Ici, Holi ne dure pas moins de 15 jours et enchaîne danses traditionnelles, parades et bataille de poudres de couleur. Un concentré de bonne humeur sous fond de ferveur spirituelle.
Le « Jhal Jhulni Ekadashi », l’autre festival phare du temple Charbhuja est observé pendant le mois hindou de Bhadrapad (août/septembre), lors de la phase croissante de la lune (Shukla Paksha), 21 jours exactement après Krishna Janmashtami. Des dizaines de milliers de fidèles viennent alors de tous les villages environnants pour participer à cet événement haut en couleur.
On dit que ce festival est tenu en mémoire de Mata Yashoda, la mère adoptive de Krishna, qui a lavé les vêtements de l’infant Krishna ce jour-là, après la période de Sutak.

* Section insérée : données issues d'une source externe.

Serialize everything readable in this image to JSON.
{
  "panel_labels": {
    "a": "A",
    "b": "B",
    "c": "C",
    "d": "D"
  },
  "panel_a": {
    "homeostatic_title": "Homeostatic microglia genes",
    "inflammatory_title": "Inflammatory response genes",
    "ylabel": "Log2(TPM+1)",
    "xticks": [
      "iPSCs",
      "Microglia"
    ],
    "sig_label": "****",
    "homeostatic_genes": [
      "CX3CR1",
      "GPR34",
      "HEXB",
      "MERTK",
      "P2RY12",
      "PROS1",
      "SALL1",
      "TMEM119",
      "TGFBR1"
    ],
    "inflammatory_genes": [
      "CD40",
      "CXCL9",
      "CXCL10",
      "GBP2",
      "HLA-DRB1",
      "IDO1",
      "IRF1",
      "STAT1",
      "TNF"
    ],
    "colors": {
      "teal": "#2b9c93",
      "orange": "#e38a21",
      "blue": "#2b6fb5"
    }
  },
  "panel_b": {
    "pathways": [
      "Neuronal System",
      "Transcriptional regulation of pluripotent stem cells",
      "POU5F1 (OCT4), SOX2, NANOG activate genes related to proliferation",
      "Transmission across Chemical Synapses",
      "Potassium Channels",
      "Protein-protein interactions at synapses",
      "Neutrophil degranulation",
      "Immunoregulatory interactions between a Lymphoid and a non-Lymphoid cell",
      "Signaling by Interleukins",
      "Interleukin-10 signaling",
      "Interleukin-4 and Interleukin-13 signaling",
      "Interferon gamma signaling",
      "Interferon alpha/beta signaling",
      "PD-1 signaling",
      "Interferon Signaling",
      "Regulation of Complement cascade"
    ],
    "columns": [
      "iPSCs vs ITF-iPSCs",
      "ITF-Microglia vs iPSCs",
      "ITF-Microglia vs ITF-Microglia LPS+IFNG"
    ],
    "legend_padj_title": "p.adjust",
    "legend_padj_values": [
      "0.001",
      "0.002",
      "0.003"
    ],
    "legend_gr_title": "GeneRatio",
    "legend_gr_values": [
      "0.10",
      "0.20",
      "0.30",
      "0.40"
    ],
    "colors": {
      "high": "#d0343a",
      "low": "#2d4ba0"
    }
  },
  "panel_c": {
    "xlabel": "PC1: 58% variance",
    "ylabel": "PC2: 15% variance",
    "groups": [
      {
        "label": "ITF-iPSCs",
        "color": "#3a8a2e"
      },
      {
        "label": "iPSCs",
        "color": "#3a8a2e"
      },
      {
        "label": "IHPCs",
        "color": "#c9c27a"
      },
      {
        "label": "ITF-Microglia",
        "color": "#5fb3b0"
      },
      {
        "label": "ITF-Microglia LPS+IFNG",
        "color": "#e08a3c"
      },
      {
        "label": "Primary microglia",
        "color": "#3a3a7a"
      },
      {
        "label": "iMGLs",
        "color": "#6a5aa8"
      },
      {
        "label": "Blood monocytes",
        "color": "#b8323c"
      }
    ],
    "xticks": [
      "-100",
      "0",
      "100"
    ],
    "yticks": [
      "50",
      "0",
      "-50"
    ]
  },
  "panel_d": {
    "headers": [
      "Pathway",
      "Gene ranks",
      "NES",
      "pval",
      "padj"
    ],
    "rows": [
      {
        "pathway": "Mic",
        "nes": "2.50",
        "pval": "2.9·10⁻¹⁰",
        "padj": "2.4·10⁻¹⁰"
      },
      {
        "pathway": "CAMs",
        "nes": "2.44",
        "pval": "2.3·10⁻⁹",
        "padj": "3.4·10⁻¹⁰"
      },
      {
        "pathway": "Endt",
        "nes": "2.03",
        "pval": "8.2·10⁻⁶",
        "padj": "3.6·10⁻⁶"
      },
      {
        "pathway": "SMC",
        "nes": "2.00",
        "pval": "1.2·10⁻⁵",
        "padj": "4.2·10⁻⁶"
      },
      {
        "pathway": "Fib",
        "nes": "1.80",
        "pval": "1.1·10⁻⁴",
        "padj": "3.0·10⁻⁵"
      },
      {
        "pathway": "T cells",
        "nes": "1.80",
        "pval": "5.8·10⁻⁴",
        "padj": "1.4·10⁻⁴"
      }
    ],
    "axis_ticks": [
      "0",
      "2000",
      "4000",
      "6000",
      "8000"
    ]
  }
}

Dans l’hindouisme, Sutak est un temps d’isolement à la naissance d’un enfant (et après le décès d’une personne). Les membres de la famille du nouveau-né observent une période de Sutak de 10 à 20 jours selon les communautés. Ils s’interdisent d’aller dans les temples ou d’assister à des cérémonies par exemple. Cependant, l’environnement général est jubilatoire et joyeux. La mère de l’enfant reste dans sa chambre avec son nouveau-né qui n’est pas sorti à l’extérieur de la maison. La raison à cela est que, dans les temps anciens, de nombreuses maladies incurables avaient cours ; cet isolement permettait à la mère comme à l’enfant de ne pas être contaminés pendant un stade de fatigue et de faiblesse physique.
Lors de Jhal Jhulni, l’Uthsavar, le « double » de la statue du temple, sort en procession jusqu’au lac Dooth Talai, à un kilomètre du village, dans un palanquin d’argent porté par les hommes Gurjars. La foule très compacte se meut difficilement tandis que les poudres de couleurs déferlent sur les participants, si bien, qu’après la procession, les rues du village semblent recouvertes d’un épais tapis rose.
Les vêtements de la statue sont lavés dans le lac puis, après plusieurs rituels, l’idole réintègre le temple. Jhal Jhulni est sans conteste l’un des festivals du Rajasthan à ne pas manquer que ce soit à Garhbor ou sur les terres des Rabaris.